Craft a Compelling Cover Letter:Use your cover letter to express your passion for engineering and explain why you’re drawn to asobbi specifically. Share what aspects of their work excite you and how your values align with theirs. This is your chance to show a bit of personality while keeping it professional!

Include Relevant Certifications:If you have any engineering certifications, especially ones that are recognised in your field, make sure to feature them prominently on your CV. They demonstrate not just your knowledge, but also your commitment to professional development, which is something we at StudySmarter value highly.

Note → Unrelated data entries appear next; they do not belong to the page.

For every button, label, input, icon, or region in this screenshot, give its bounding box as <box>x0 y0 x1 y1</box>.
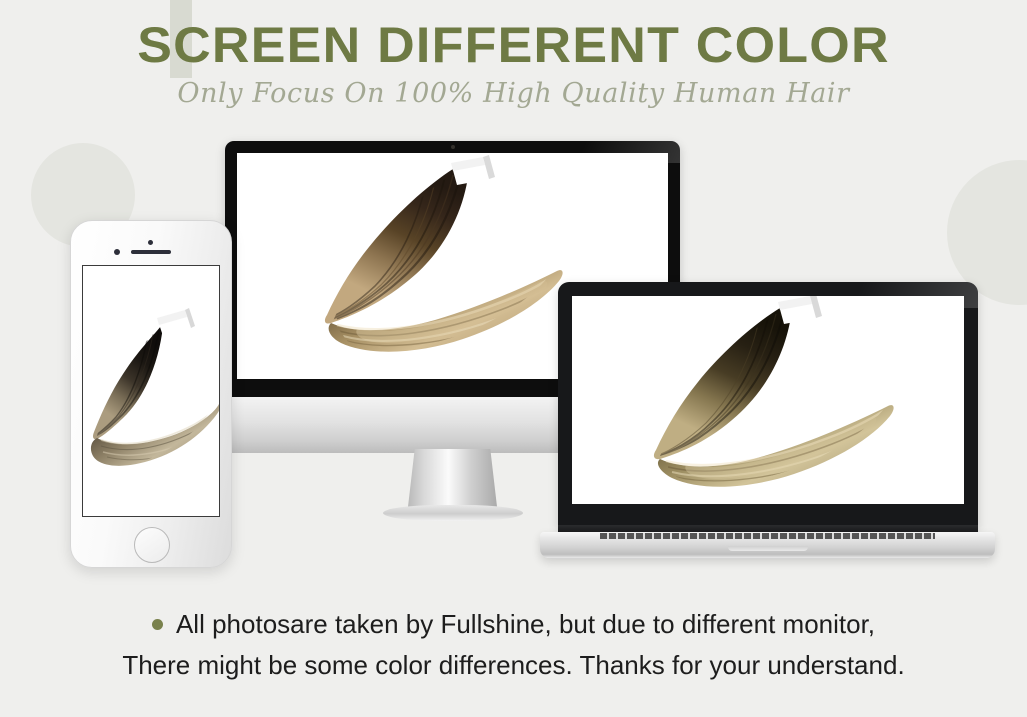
hair-extension-image-laptop <box>572 296 964 504</box>
disclaimer-line-1-text: All photosare taken by Fullshine, but du… <box>176 609 875 639</box>
laptop <box>540 282 995 558</box>
disclaimer-line-1: All photosare taken by Fullshine, but du… <box>0 604 1027 645</box>
webcam-icon <box>451 145 455 149</box>
page-title: SCREEN DIFFERENT COLOR <box>0 16 1027 74</box>
disclaimer-note: All photosare taken by Fullshine, but du… <box>0 604 1027 686</box>
monitor-stand-neck <box>408 449 498 511</box>
laptop-lid <box>558 282 978 529</box>
disclaimer-line-2: There might be some color differences. T… <box>0 645 1027 686</box>
laptop-trackpad-notch <box>728 546 808 551</box>
page-subtitle: Only Focus On 100% High Quality Human Ha… <box>0 78 1027 109</box>
proximity-sensor-icon <box>148 240 153 245</box>
laptop-screen <box>572 296 964 504</box>
smartphone <box>70 220 232 568</box>
monitor-stand-foot <box>383 505 523 521</box>
laptop-keyboard <box>600 533 935 539</box>
phone-screen <box>82 265 220 517</box>
bullet-icon <box>152 619 163 630</box>
front-camera-icon <box>114 249 120 255</box>
promo-banner: SCREEN DIFFERENT COLOR Only Focus On 100… <box>0 0 1027 717</box>
home-button[interactable] <box>134 527 170 563</box>
hair-extension-image-phone <box>83 266 219 516</box>
earpiece-speaker-icon <box>131 250 171 254</box>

How to prepare for a job interview at asobbi

Brush Up on Core Engineering Principles

Before heading into the interview with asobbi, make sure you're solid on the fundamental engineering principles relevant to the role. Be ready to discuss concepts such as thermodynamics, fluid mechanics, or structural analysis, depending on the specifics mentioned in the job description. Don’t skip any hands-on projects or coursework; these can be excellent talking points!

Show Off Your Problem-Solving Skills

Expect technical questions or case studies during your interview—after all, engineering is all about solving problems! Prepare a few examples of how you've tackled engineering challenges in the past, whether at university or in any practical experience. Practising with mock technical interviews can really help you articulate your thought process and solutions.

Relate Your Experience to the Role

In a full-time role, employers like asobbi want to see that you can adapt and grow within their team. Be ready to discuss how your previous internships, projects, or studies relate directly to the work you'll be doing. Highlight specific experiences that showcase your collaborative skills and how you've successfully worked within a team environment.

Know Your Tools and Software

Most engineering roles require familiarity with specific tools and software. Prepare to talk about your proficiency with programmes like AutoCAD, MATLAB, or SolidWorks if they’re relevant to the role. Even better, have examples of projects where you’ve used these tools, as it'll demonstrate your hands-on experience and readiness for the job.